Historical Significance of the Taj Mahal



In 1612, Arjumand Banu Begam, better known by her other name , Mumtaz Mahal was married to Shah Jehan (then Prince Khurram), the fifth mughal emperor. This marriage, although the emperor's second, was a real love-match, and Mumtaz was her husband's inseparable companion on all his journeys and military expeditions. She was his comrade, his counsellor, and inspired him to acts of charity and benevolence towards the weak and the needy. She bore him fourteen children, and died in childbed in 1630 (only three years after his accession to the throne) in Burhanpur in the Deccan where she had accompanied him on a military campaign. Overpowered by grief, Shah Jehan was determined to perpetuate her memory for immortality and decided to build his beloved wife the finest sepulchre ever - a monument of eternal love. It was Shah Jehan's everlasting love for Mumtaz that led to the genesis of the Taj Mahal. The sad circumstances which attended the early death of the empress who had endeared herself to the people inspired all his subjects to join in the emperor's pious intentions.
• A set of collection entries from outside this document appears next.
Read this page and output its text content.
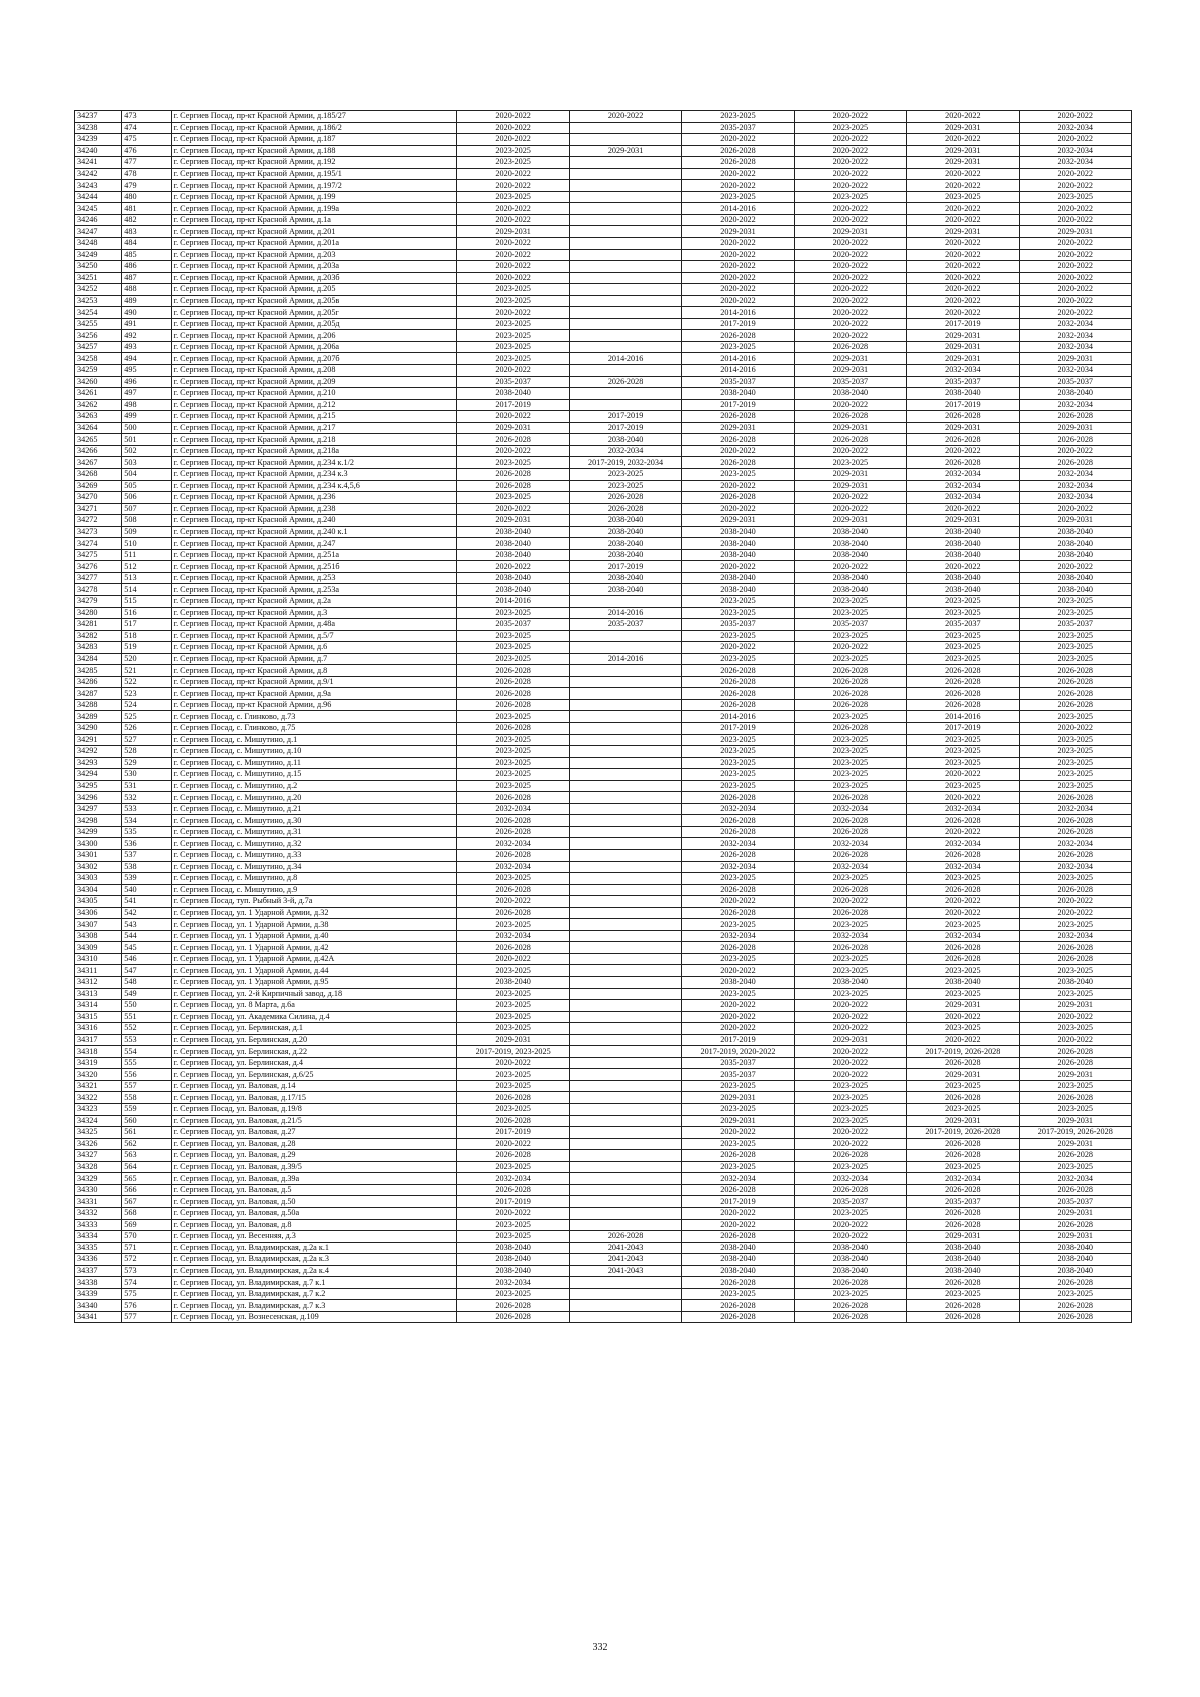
34237	473	г. Сергиев Посад, пр-кт Красной Армии, д.185/27	2020-2022	2020-2022	2023-2025	2020-2022	2020-2022	2020-2022
34238	474	г. Сергиев Посад, пр-кт Красной Армии, д.186/2	2020-2022		2035-2037	2023-2025	2029-2031	2032-2034
34239	475	г. Сергиев Посад, пр-кт Красной Армии, д.187	2020-2022		2020-2022	2020-2022	2020-2022	2020-2022
34240	476	г. Сергиев Посад, пр-кт Красной Армии, д.188	2023-2025	2029-2031	2026-2028	2020-2022	2029-2031	2032-2034
34241	477	г. Сергиев Посад, пр-кт Красной Армии, д.192	2023-2025		2026-2028	2020-2022	2029-2031	2032-2034
34242	478	г. Сергиев Посад, пр-кт Красной Армии, д.195/1	2020-2022		2020-2022	2020-2022	2020-2022	2020-2022
34243	479	г. Сергиев Посад, пр-кт Красной Армии, д.197/2	2020-2022		2020-2022	2020-2022	2020-2022	2020-2022
34244	480	г. Сергиев Посад, пр-кт Красной Армии, д.199	2023-2025		2023-2025	2023-2025	2023-2025	2023-2025
34245	481	г. Сергиев Посад, пр-кт Красной Армии, д.199а	2020-2022		2014-2016	2020-2022	2020-2022	2020-2022
34246	482	г. Сергиев Посад, пр-кт Красной Армии, д.1а	2020-2022		2020-2022	2020-2022	2020-2022	2020-2022
34247	483	г. Сергиев Посад, пр-кт Красной Армии, д.201	2029-2031		2029-2031	2029-2031	2029-2031	2029-2031
34248	484	г. Сергиев Посад, пр-кт Красной Армии, д.201а	2020-2022		2020-2022	2020-2022	2020-2022	2020-2022
34249	485	г. Сергиев Посад, пр-кт Красной Армии, д.203	2020-2022		2020-2022	2020-2022	2020-2022	2020-2022
34250	486	г. Сергиев Посад, пр-кт Красной Армии, д.203а	2020-2022		2020-2022	2020-2022	2020-2022	2020-2022
34251	487	г. Сергиев Посад, пр-кт Красной Армии, д.203б	2020-2022		2020-2022	2020-2022	2020-2022	2020-2022
34252	488	г. Сергиев Посад, пр-кт Красной Армии, д.205	2023-2025		2020-2022	2020-2022	2020-2022	2020-2022
34253	489	г. Сергиев Посад, пр-кт Красной Армии, д.205в	2023-2025		2020-2022	2020-2022	2020-2022	2020-2022
34254	490	г. Сергиев Посад, пр-кт Красной Армии, д.205г	2020-2022		2014-2016	2020-2022	2020-2022	2020-2022
34255	491	г. Сергиев Посад, пр-кт Красной Армии, д.205д	2023-2025		2017-2019	2020-2022	2017-2019	2032-2034
34256	492	г. Сергиев Посад, пр-кт Красной Армии, д.206	2023-2025		2026-2028	2020-2022	2029-2031	2032-2034
34257	493	г. Сергиев Посад, пр-кт Красной Армии, д.206а	2023-2025		2023-2025	2026-2028	2029-2031	2032-2034
34258	494	г. Сергиев Посад, пр-кт Красной Армии, д.207б	2023-2025	2014-2016	2014-2016	2029-2031	2029-2031	2029-2031
34259	495	г. Сергиев Посад, пр-кт Красной Армии, д.208	2020-2022		2014-2016	2029-2031	2032-2034	2032-2034
34260	496	г. Сергиев Посад, пр-кт Красной Армии, д.209	2035-2037	2026-2028	2035-2037	2035-2037	2035-2037	2035-2037
34261	497	г. Сергиев Посад, пр-кт Красной Армии, д.210	2038-2040		2038-2040	2038-2040	2038-2040	2038-2040
34262	498	г. Сергиев Посад, пр-кт Красной Армии, д.212	2017-2019		2017-2019	2020-2022	2017-2019	2032-2034
34263	499	г. Сергиев Посад, пр-кт Красной Армии, д.215	2020-2022	2017-2019	2026-2028	2026-2028	2026-2028	2026-2028
34264	500	г. Сергиев Посад, пр-кт Красной Армии, д.217	2029-2031	2017-2019	2029-2031	2029-2031	2029-2031	2029-2031
34265	501	г. Сергиев Посад, пр-кт Красной Армии, д.218	2026-2028	2038-2040	2026-2028	2026-2028	2026-2028	2026-2028
34266	502	г. Сергиев Посад, пр-кт Красной Армии, д.218а	2020-2022	2032-2034	2020-2022	2020-2022	2020-2022	2020-2022
34267	503	г. Сергиев Посад, пр-кт Красной Армии, д.234 к.1/2	2023-2025	2017-2019, 2032-2034	2026-2028	2023-2025	2026-2028	2026-2028
34268	504	г. Сергиев Посад, пр-кт Красной Армии, д.234 к.3	2026-2028	2023-2025	2023-2025	2029-2031	2032-2034	2032-2034
34269	505	г. Сергиев Посад, пр-кт Красной Армии, д.234 к.4,5,6	2026-2028	2023-2025	2020-2022	2029-2031	2032-2034	2032-2034
34270	506	г. Сергиев Посад, пр-кт Красной Армии, д.236	2023-2025	2026-2028	2026-2028	2020-2022	2032-2034	2032-2034
34271	507	г. Сергиев Посад, пр-кт Красной Армии, д.238	2020-2022	2026-2028	2020-2022	2020-2022	2020-2022	2020-2022
34272	508	г. Сергиев Посад, пр-кт Красной Армии, д.240	2029-2031	2038-2040	2029-2031	2029-2031	2029-2031	2029-2031
34273	509	г. Сергиев Посад, пр-кт Красной Армии, д.240 к.1	2038-2040	2038-2040	2038-2040	2038-2040	2038-2040	2038-2040
34274	510	г. Сергиев Посад, пр-кт Красной Армии, д.247	2038-2040	2038-2040	2038-2040	2038-2040	2038-2040	2038-2040
34275	511	г. Сергиев Посад, пр-кт Красной Армии, д.251а	2038-2040	2038-2040	2038-2040	2038-2040	2038-2040	2038-2040
34276	512	г. Сергиев Посад, пр-кт Красной Армии, д.251б	2020-2022	2017-2019	2020-2022	2020-2022	2020-2022	2020-2022
34277	513	г. Сергиев Посад, пр-кт Красной Армии, д.253	2038-2040	2038-2040	2038-2040	2038-2040	2038-2040	2038-2040
34278	514	г. Сергиев Посад, пр-кт Красной Армии, д.253а	2038-2040	2038-2040	2038-2040	2038-2040	2038-2040	2038-2040
34279	515	г. Сергиев Посад, пр-кт Красной Армии, д.2а	2014-2016		2023-2025	2023-2025	2023-2025	2023-2025
34280	516	г. Сергиев Посад, пр-кт Красной Армии, д.3	2023-2025	2014-2016	2023-2025	2023-2025	2023-2025	2023-2025
34281	517	г. Сергиев Посад, пр-кт Красной Армии, д.48а	2035-2037	2035-2037	2035-2037	2035-2037	2035-2037	2035-2037
34282	518	г. Сергиев Посад, пр-кт Красной Армии, д.5/7	2023-2025		2023-2025	2023-2025	2023-2025	2023-2025
34283	519	г. Сергиев Посад, пр-кт Красной Армии, д.6	2023-2025		2020-2022	2020-2022	2023-2025	2023-2025
34284	520	г. Сергиев Посад, пр-кт Красной Армии, д.7	2023-2025	2014-2016	2023-2025	2023-2025	2023-2025	2023-2025
34285	521	г. Сергиев Посад, пр-кт Красной Армии, д.8	2026-2028		2026-2028	2026-2028	2026-2028	2026-2028
34286	522	г. Сергиев Посад, пр-кт Красной Армии, д.9/1	2026-2028		2026-2028	2026-2028	2026-2028	2026-2028
34287	523	г. Сергиев Посад, пр-кт Красной Армии, д.9а	2026-2028		2026-2028	2026-2028	2026-2028	2026-2028
34288	524	г. Сергиев Посад, пр-кт Красной Армии, д.96	2026-2028		2026-2028	2026-2028	2026-2028	2026-2028
34289	525	г. Сергиев Посад, с. Глинково, д.73	2023-2025		2014-2016	2023-2025	2014-2016	2023-2025
34290	526	г. Сергиев Посад, с. Глинково, д.75	2026-2028		2017-2019	2026-2028	2017-2019	2020-2022
34291	527	г. Сергиев Посад, с. Мишутино, д.1	2023-2025		2023-2025	2023-2025	2023-2025	2023-2025
34292	528	г. Сергиев Посад, с. Мишутино, д.10	2023-2025		2023-2025	2023-2025	2023-2025	2023-2025
34293	529	г. Сергиев Посад, с. Мишутино, д.11	2023-2025		2023-2025	2023-2025	2023-2025	2023-2025
34294	530	г. Сергиев Посад, с. Мишутино, д.15	2023-2025		2023-2025	2023-2025	2020-2022	2023-2025
34295	531	г. Сергиев Посад, с. Мишутино, д.2	2023-2025		2023-2025	2023-2025	2023-2025	2023-2025
34296	532	г. Сергиев Посад, с. Мишутино, д.20	2026-2028		2026-2028	2026-2028	2020-2022	2026-2028
34297	533	г. Сергиев Посад, с. Мишутино, д.21	2032-2034		2032-2034	2032-2034	2032-2034	2032-2034
34298	534	г. Сергиев Посад, с. Мишутино, д.30	2026-2028		2026-2028	2026-2028	2026-2028	2026-2028
34299	535	г. Сергиев Посад, с. Мишутино, д.31	2026-2028		2026-2028	2026-2028	2020-2022	2026-2028
34300	536	г. Сергиев Посад, с. Мишутино, д.32	2032-2034		2032-2034	2032-2034	2032-2034	2032-2034
34301	537	г. Сергиев Посад, с. Мишутино, д.33	2026-2028		2026-2028	2026-2028	2026-2028	2026-2028
34302	538	г. Сергиев Посад, с. Мишутино, д.34	2032-2034		2032-2034	2032-2034	2032-2034	2032-2034
34303	539	г. Сергиев Посад, с. Мишутино, д.8	2023-2025		2023-2025	2023-2025	2023-2025	2023-2025
34304	540	г. Сергиев Посад, с. Мишутино, д.9	2026-2028		2026-2028	2026-2028	2026-2028	2026-2028
34305	541	г. Сергиев Посад, туп. Рыбный 3-й, д.7а	2020-2022		2020-2022	2020-2022	2020-2022	2020-2022
34306	542	г. Сергиев Посад, ул. 1 Ударной Армии, д.32	2026-2028		2026-2028	2026-2028	2020-2022	2020-2022
34307	543	г. Сергиев Посад, ул. 1 Ударной Армии, д.38	2023-2025		2023-2025	2023-2025	2023-2025	2023-2025
34308	544	г. Сергиев Посад, ул. 1 Ударной Армии, д.40	2032-2034		2032-2034	2032-2034	2032-2034	2032-2034
34309	545	г. Сергиев Посад, ул. 1 Ударной Армии, д.42	2026-2028		2026-2028	2026-2028	2026-2028	2026-2028
34310	546	г. Сергиев Посад, ул. 1 Ударной Армии, д.42А	2020-2022		2023-2025	2023-2025	2026-2028	2026-2028
34311	547	г. Сергиев Посад, ул. 1 Ударной Армии, д.44	2023-2025		2020-2022	2023-2025	2023-2025	2023-2025
34312	548	г. Сергиев Посад, ул. 1 Ударной Армии, д.95	2038-2040		2038-2040	2038-2040	2038-2040	2038-2040
34313	549	г. Сергиев Посад, ул. 2-й Кирпичный завод, д.18	2023-2025		2023-2025	2023-2025	2023-2025	2023-2025
34314	550	г. Сергиев Посад, ул. 8 Марта, д.6а	2023-2025		2020-2022	2020-2022	2029-2031	2029-2031
34315	551	г. Сергиев Посад, ул. Академика Силина, д.4	2023-2025		2020-2022	2020-2022	2020-2022	2020-2022
34316	552	г. Сергиев Посад, ул. Берлинская, д.1	2023-2025		2020-2022	2020-2022	2023-2025	2023-2025
34317	553	г. Сергиев Посад, ул. Берлинская, д.20	2029-2031		2017-2019	2029-2031	2020-2022	2020-2022
34318	554	г. Сергиев Посад, ул. Берлинская, д.22	2017-2019, 2023-2025		2017-2019, 2020-2022	2020-2022	2017-2019, 2026-2028	2026-2028
34319	555	г. Сергиев Посад, ул. Берлинская, д.4	2020-2022		2035-2037	2020-2022	2026-2028	2026-2028
34320	556	г. Сергиев Посад, ул. Берлинская, д.6/25	2023-2025		2035-2037	2020-2022	2029-2031	2029-2031
34321	557	г. Сергиев Посад, ул. Валовая, д.14	2023-2025		2023-2025	2023-2025	2023-2025	2023-2025
34322	558	г. Сергиев Посад, ул. Валовая, д.17/15	2026-2028		2029-2031	2023-2025	2026-2028	2026-2028
34323	559	г. Сергиев Посад, ул. Валовая, д.19/8	2023-2025		2023-2025	2023-2025	2023-2025	2023-2025
34324	560	г. Сергиев Посад, ул. Валовая, д.21/5	2026-2028		2029-2031	2023-2025	2029-2031	2029-2031
34325	561	г. Сергиев Посад, ул. Валовая, д.27	2017-2019		2020-2022	2020-2022	2017-2019, 2026-2028	2017-2019, 2026-2028
34326	562	г. Сергиев Посад, ул. Валовая, д.28	2020-2022		2023-2025	2020-2022	2026-2028	2029-2031
34327	563	г. Сергиев Посад, ул. Валовая, д.29	2026-2028		2026-2028	2026-2028	2026-2028	2026-2028
34328	564	г. Сергиев Посад, ул. Валовая, д.39/5	2023-2025		2023-2025	2023-2025	2023-2025	2023-2025
34329	565	г. Сергиев Посад, ул. Валовая, д.39а	2032-2034		2032-2034	2032-2034	2032-2034	2032-2034
34330	566	г. Сергиев Посад, ул. Валовая, д.5	2026-2028		2026-2028	2026-2028	2026-2028	2026-2028
34331	567	г. Сергиев Посад, ул. Валовая, д.50	2017-2019		2017-2019	2035-2037	2035-2037	2035-2037
34332	568	г. Сергиев Посад, ул. Валовая, д.50а	2020-2022		2020-2022	2023-2025	2026-2028	2029-2031
34333	569	г. Сергиев Посад, ул. Валовая, д.8	2023-2025		2020-2022	2020-2022	2026-2028	2026-2028
34334	570	г. Сергиев Посад, ул. Весенняя, д.3	2023-2025	2026-2028	2026-2028	2020-2022	2029-2031	2029-2031
34335	571	г. Сергиев Посад, ул. Владимирская, д.2а к.1	2038-2040	2041-2043	2038-2040	2038-2040	2038-2040	2038-2040
34336	572	г. Сергиев Посад, ул. Владимирская, д.2а к.3	2038-2040	2041-2043	2038-2040	2038-2040	2038-2040	2038-2040
34337	573	г. Сергиев Посад, ул. Владимирская, д.2а к.4	2038-2040	2041-2043	2038-2040	2038-2040	2038-2040	2038-2040
34338	574	г. Сергиев Посад, ул. Владимирская, д.7 к.1	2032-2034		2026-2028	2026-2028	2026-2028	2026-2028
34339	575	г. Сергиев Посад, ул. Владимирская, д.7 к.2	2023-2025		2023-2025	2023-2025	2023-2025	2023-2025
34340	576	г. Сергиев Посад, ул. Владимирская, д.7 к.3	2026-2028		2026-2028	2026-2028	2026-2028	2026-2028
34341	577	г. Сергиев Посад, ул. Вознесенская, д.109	2026-2028		2026-2028	2026-2028	2026-2028	2026-2028
332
After twenty-two laborious years, and the combined effort of over twenty thousand workmen and master craftsmen, the complex was finally completed in 1648 on the banks on the river Yamuna in Agra, the capital of mughal monarchs.

The origin of the name the "Taj Mahal" is not clear. Court histories from Shah Jehan's reign only call it the rauza (tomb) of Mumtaz Mahal. It is generally believed that "Taj Mahal" (usually translated as either "Crown Palace" or "Crown of the Palace") is an abbreviated version of her name, Mumtaz Mahal (Exalted One of the Palace).